古から今も変わらず慣習、習慣を受け継ぎながら、流々とした時を刻む町京都祇園。時代を超えて私たち日本人の心を惹きつける「粋の文化」を祇園に入り浸る著者が「かっこいいおとな」になるために紡ぐエッセイ。第5回は、あらゆる分野の原点となっている花街についてお届けいたします。(作家/徳力龍之介)
日本の原風景がいまでも残る花街
ここ数年のことだろうか花街と言われている祇園町にも海外からの観光客が溢れるようになった。ほんの数年前までは昼間に行き交うのは出入りの業者か関係者しか居なかったものだ。
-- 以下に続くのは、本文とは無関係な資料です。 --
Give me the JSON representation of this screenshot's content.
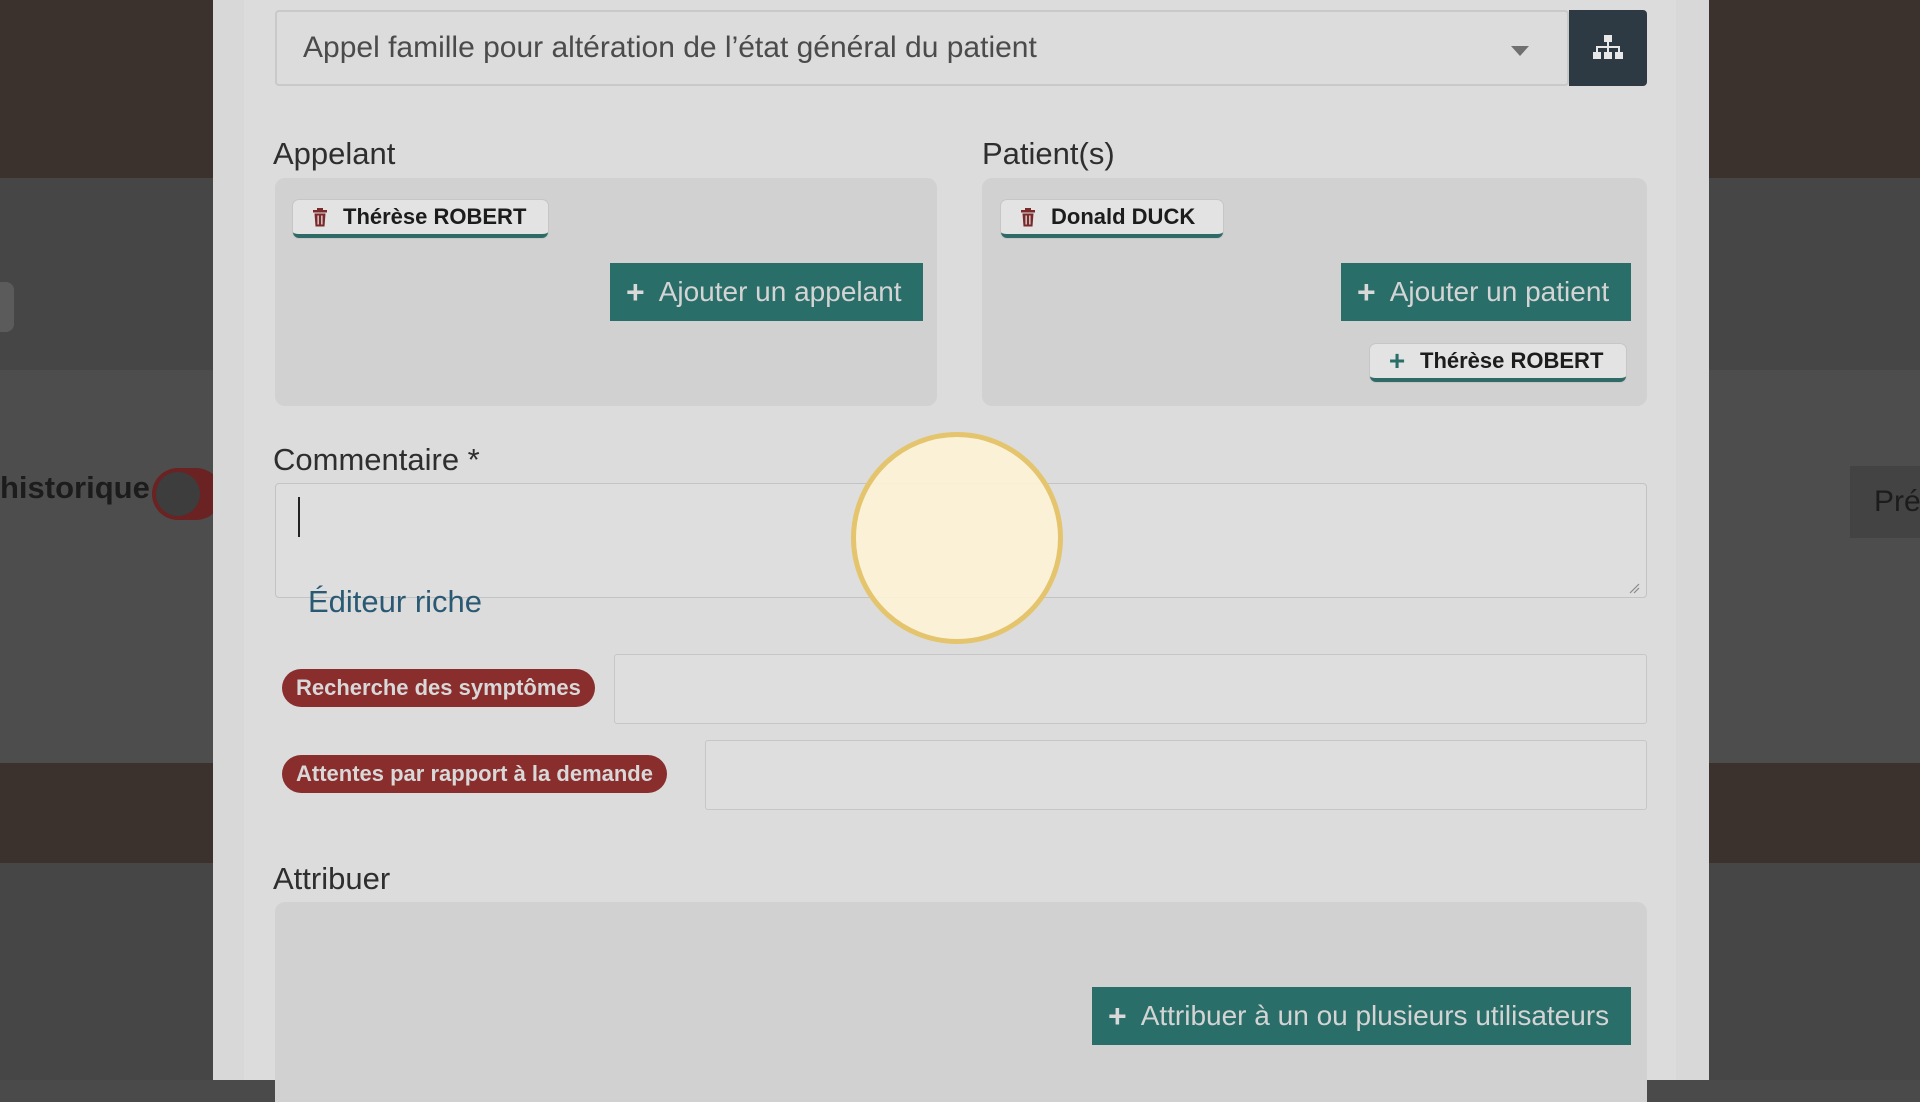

夕暮れが近ずくと観光客の足は遠のき、提灯の明かりが灯ると地味ながらも昔ながらの賑わいを感じさせてくれる。
舞妓さんが履く「おこぼ」と言われる背の高い草履のような履物の独特の音が響き、三味線の音がどこからか聞こえて風情というか古き良き日本の姿を感じさせてくれるのが何よりの楽しみであり安堵を感じる場所であった。
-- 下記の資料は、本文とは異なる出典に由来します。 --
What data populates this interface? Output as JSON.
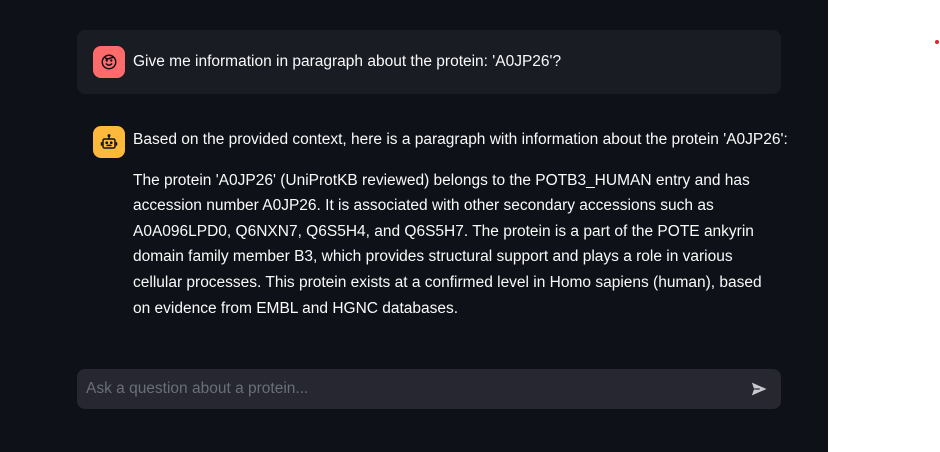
{
  "chat": {
    "messages": [
      {
        "role": "user",
        "avatar_icon": "smiley-face-icon",
        "text": "Give me information in paragraph about the protein: 'A0JP26'?"
      },
      {
        "role": "assistant",
        "avatar_icon": "robot-icon",
        "intro": "Based on the provided context, here is a paragraph with information about the protein 'A0JP26':",
        "paragraph": "The protein 'A0JP26' (UniProtKB reviewed) belongs to the POTB3_HUMAN entry and has accession number A0JP26. It is associated with other secondary accessions such as A0A096LPD0, Q6NXN7, Q6S5H4, and Q6S5H7. The protein is a part of the POTE ankyrin domain family member B3, which provides structural support and plays a role in various cellular processes. This protein exists at a confirmed level in Homo sapiens (human), based on evidence from EMBL and HGNC databases."
      }
    ]
  },
  "input": {
    "placeholder": "Ask a question about a protein...",
    "value": "",
    "send_icon": "send-arrow-icon"
  },
  "colors": {
    "background": "#0e1117",
    "user_message_bg": "#1a1c24",
    "input_bg": "#262730",
    "user_avatar": "#ff6b6b",
    "assistant_avatar": "#fdb93c",
    "text": "#fafafa",
    "right_pane": "#ffffff",
    "dot": "#e0242a"
  }
}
お茶屋さんから溢れる賑やかな会話の様子や、宴席の賑わいが街の風景になじむ不思議な感覚につくづくこの街の良きところを楽しませてくれる。歴史的保存地区ということもあって、あらゆるガイドブックに紹介され日本家屋が連なる原風景的な魅力が海外からの観光客を含め珍しいところになっているのだろう。
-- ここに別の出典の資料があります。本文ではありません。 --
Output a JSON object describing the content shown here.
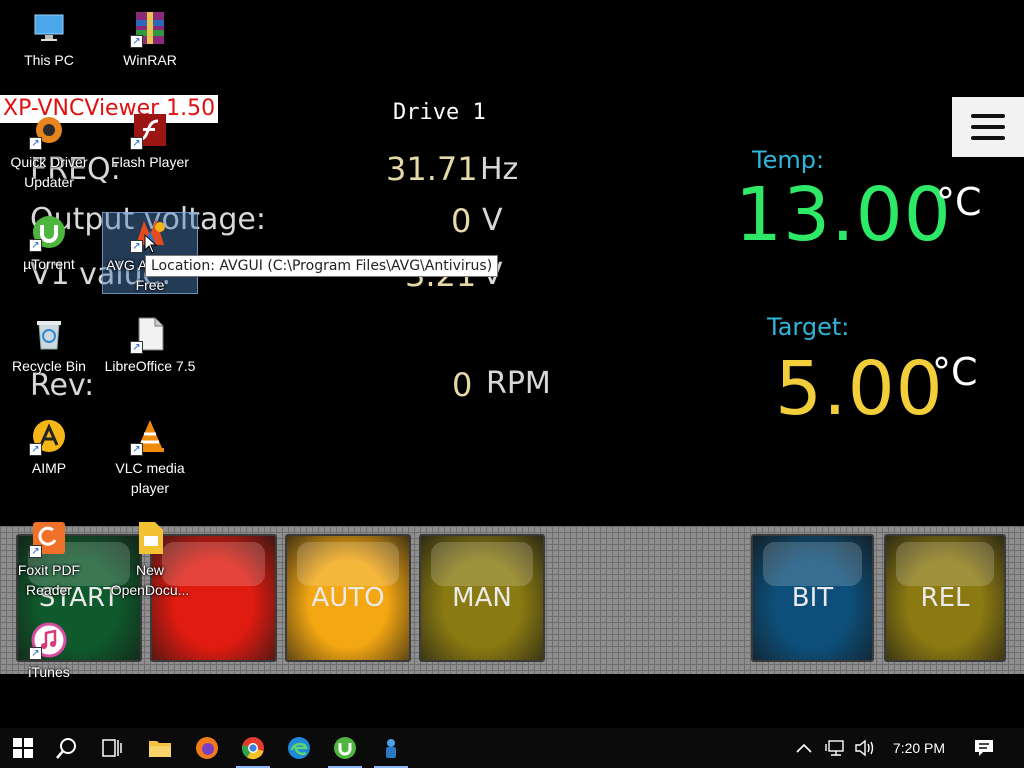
{
  "vnc": {
    "window_title": "XP-VNCViewer 1.50",
    "drive_title": "Drive 1",
    "params": [
      {
        "label": "FREQ:",
        "value": "31.71",
        "unit": "Hz"
      },
      {
        "label": "Output voltage:",
        "value": "0",
        "unit": "V"
      },
      {
        "label": "V1 value:",
        "value": "3.21",
        "unit": "V"
      },
      {
        "label": "Rev:",
        "value": "0",
        "unit": "RPM"
      }
    ],
    "temp": {
      "label": "Temp:",
      "value": "13.00",
      "unit": "°C",
      "color": "#2ee868"
    },
    "target": {
      "label": "Target:",
      "value": "5.00",
      "unit": "°C",
      "color": "#f2cf3a"
    },
    "buttons": [
      {
        "label": "START",
        "color": "#0f5a2c"
      },
      {
        "label": "",
        "color": "#e01b10"
      },
      {
        "label": "AUTO",
        "color": "#f3a712"
      },
      {
        "label": "MAN",
        "color": "#8a7a12"
      },
      {
        "label": "BIT",
        "color": "#0d4f7a"
      },
      {
        "label": "REL",
        "color": "#8b7912"
      }
    ]
  },
  "desktop": {
    "icons": [
      {
        "label": "This PC",
        "icon": "computer-icon"
      },
      {
        "label": "WinRAR",
        "icon": "winrar-icon"
      },
      {
        "label": "Quick Driver Updater",
        "icon": "gear-icon"
      },
      {
        "label": "Flash Player",
        "icon": "flash-icon"
      },
      {
        "label": "µTorrent",
        "icon": "utorrent-icon"
      },
      {
        "label": "AVG AntiVirus Free",
        "icon": "avg-icon"
      },
      {
        "label": "Recycle Bin",
        "icon": "recycle-bin-icon"
      },
      {
        "label": "LibreOffice 7.5",
        "icon": "libreoffice-icon"
      },
      {
        "label": "AIMP",
        "icon": "aimp-icon"
      },
      {
        "label": "VLC media player",
        "icon": "vlc-icon"
      },
      {
        "label": "Foxit PDF Reader",
        "icon": "foxit-icon"
      },
      {
        "label": "New OpenDocu...",
        "icon": "document-icon"
      },
      {
        "label": "iTunes",
        "icon": "itunes-icon"
      }
    ],
    "tooltip": "Location: AVGUI (C:\\Program Files\\AVG\\Antivirus)"
  },
  "taskbar": {
    "apps": [
      "start-icon",
      "search-icon",
      "task-view-icon",
      "file-explorer-icon",
      "firefox-icon",
      "chrome-icon",
      "edge-icon",
      "utorrent-icon",
      "vnc-viewer-icon"
    ],
    "clock": "7:20 PM"
  }
}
私は幼い頃からの景色で見慣れた日常であるのだが、同じ京都に住んでいても花街に出入りのない人には縁のないところなのだろう。おそらく一昔前にはどこにでもあった風情や風景がほぼそのままに残っているということは奇跡的なのかもしれないと思うようになった。時代劇や映画の世界ではちょっと怪しい雰囲気に扱われたり、特別な場所になってたりもする。